En racontant l’histoire de ces femmes, en analysant l’absurdité de la bonté et de la gentillesse dans notre humanité, Carolina Bianchi boit une vodka tonic dans lequel elle a déposé une pilule de sommeil, appelée au Brésil "Boa noite Cinderela" (Bonne nuit Cendrillon). Cette substance aussi intitulée "drogue du violeur", est utilisée dans les bars par les agresseurs sexuels pour agresser leurs victimes endormies.
"L’artiste doit s’auto-saboter. Le public doit cesser d’être protégé", cite Carolina Bianchi. Elle poursuit la lecture de son essai alors que les effets de la drogue se propagent. Elle ne parvient presque plus à lire, se cogne sur son micro, puis finit par s’allonger sur la table blanche au milieu de ses notes. Elle multiplie les références sur des performances de l’extrême qui ont marqué l’histoire du théâtre, jonchées de scarifications, d’automutilations ou de plongées dans des cadavres d’animaux.
Danse macabre
Trois ou quatre minutes passent. Le public qui attendait en silence que la metteure en scène tombe sous les effets de la pilule, est maintenant mal à l’aise, pétrifié par ce qui risque de se passer.

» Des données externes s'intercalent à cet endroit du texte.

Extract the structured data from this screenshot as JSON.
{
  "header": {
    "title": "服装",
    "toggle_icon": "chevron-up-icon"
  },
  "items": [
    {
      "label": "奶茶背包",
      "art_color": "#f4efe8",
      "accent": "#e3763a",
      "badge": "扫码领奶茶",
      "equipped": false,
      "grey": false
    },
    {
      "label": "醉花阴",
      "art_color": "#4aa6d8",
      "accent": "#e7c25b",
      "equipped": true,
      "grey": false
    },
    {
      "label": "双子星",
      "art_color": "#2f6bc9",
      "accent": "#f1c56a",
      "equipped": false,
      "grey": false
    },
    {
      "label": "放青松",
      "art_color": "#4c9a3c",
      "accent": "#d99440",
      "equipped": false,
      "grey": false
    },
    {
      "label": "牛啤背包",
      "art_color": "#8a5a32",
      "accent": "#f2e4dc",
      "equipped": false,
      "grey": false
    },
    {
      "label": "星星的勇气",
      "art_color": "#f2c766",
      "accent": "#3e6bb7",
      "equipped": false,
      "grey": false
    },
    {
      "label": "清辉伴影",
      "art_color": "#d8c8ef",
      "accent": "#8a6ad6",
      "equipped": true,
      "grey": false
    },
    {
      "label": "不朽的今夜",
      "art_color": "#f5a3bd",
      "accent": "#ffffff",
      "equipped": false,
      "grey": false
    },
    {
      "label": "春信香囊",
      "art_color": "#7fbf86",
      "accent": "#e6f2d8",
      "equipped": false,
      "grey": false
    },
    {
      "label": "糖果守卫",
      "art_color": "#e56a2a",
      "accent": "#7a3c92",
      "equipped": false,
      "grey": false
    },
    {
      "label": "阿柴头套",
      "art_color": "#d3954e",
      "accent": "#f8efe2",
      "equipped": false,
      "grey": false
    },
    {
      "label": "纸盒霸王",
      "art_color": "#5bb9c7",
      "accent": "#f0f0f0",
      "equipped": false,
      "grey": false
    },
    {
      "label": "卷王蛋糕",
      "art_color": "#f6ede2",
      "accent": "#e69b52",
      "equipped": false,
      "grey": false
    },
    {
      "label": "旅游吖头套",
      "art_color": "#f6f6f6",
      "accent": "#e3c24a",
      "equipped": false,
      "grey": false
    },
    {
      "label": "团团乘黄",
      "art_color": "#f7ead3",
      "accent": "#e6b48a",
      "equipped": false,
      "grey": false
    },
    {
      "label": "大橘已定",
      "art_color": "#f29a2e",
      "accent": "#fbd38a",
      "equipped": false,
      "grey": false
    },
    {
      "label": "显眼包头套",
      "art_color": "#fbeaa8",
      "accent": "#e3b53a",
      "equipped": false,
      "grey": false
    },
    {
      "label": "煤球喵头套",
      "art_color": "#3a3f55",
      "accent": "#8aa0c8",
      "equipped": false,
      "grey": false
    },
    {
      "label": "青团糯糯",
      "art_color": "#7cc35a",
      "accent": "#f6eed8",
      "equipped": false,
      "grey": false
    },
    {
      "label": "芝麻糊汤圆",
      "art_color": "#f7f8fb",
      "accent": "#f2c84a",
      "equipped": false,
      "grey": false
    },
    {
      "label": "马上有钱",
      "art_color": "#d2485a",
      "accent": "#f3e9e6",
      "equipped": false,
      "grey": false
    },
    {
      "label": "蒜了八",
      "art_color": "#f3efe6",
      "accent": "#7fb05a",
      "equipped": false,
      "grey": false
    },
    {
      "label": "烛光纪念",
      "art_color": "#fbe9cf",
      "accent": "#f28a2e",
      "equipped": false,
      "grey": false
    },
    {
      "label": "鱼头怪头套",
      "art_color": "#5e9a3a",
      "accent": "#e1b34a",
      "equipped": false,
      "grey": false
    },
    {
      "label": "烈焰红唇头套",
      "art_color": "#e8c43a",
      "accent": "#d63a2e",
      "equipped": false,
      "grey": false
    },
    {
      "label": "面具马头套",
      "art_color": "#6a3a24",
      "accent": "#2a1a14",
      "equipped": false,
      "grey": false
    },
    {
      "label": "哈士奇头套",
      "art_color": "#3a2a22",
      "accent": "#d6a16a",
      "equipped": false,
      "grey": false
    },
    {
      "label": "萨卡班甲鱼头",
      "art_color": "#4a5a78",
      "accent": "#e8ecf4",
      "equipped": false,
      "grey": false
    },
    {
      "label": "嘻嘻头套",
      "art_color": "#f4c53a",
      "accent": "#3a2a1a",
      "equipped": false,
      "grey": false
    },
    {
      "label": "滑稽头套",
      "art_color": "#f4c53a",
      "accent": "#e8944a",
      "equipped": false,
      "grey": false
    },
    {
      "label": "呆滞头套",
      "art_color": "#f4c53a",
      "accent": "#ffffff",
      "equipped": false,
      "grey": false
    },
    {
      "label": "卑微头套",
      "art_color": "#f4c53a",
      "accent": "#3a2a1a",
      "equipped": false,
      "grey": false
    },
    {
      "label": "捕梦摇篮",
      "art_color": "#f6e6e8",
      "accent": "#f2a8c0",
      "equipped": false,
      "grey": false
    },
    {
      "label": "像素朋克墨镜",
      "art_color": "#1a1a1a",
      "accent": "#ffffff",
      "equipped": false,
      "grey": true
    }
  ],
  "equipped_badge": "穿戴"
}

Des comédiens débarquent et portent le corps inanimé de Carolina qu’ils commencent à déshabiller pour la laisser en nuisette.
Ils étirent une immense bâche noire qui dévoile une voiture noire pendant que d’autres placent des linceuls en plastique transparent qui montrent les différents états de décomposition d’un corps humain, de la chair en putréfaction au squelette ou aux restes de poudre blanchâtres.
Les scènes, qui se succèdent, captent notre attention sans jamais la laisser s’évaporer tant le spectateur est tétanisé et happé par la présence inerte de Carolina Bianchi. Quand va-t-elle se réveiller ? Que risque-t-elle ?
Deux écrans retranscrivent ce que la metteure en scène voulait dire avant de succomber. Les performeurs se dandinent dans une danse macabre endiablée après s’être imbibés d’alcool au sens propre de l’expression, en se vidant des bouteilles sur le corps. L’une d’entre elles, semble se faire violer par la carcasse métallique de la voiture dans des cris terrifiants.
La mise en scène est sombre, resserrée, inquiétante presque morbide. Carolina Bianchi se fait enfermer dans le coffre de la voiture avant de se faire allonger sur le capot. Les huit performeurs se rapprochent de se corps vulnérable et faible comme des charognards. Le reste de ce moment appartient à ceux qui assisteront au spectacle.
"A Noiva e o Boa Noite Cinderela", chapitre 1 de la trilogie "Cadela Força" au Maillon Théâtre de Strasbourg Scène européenne les 31 janvier, 1er et 2 février 2024.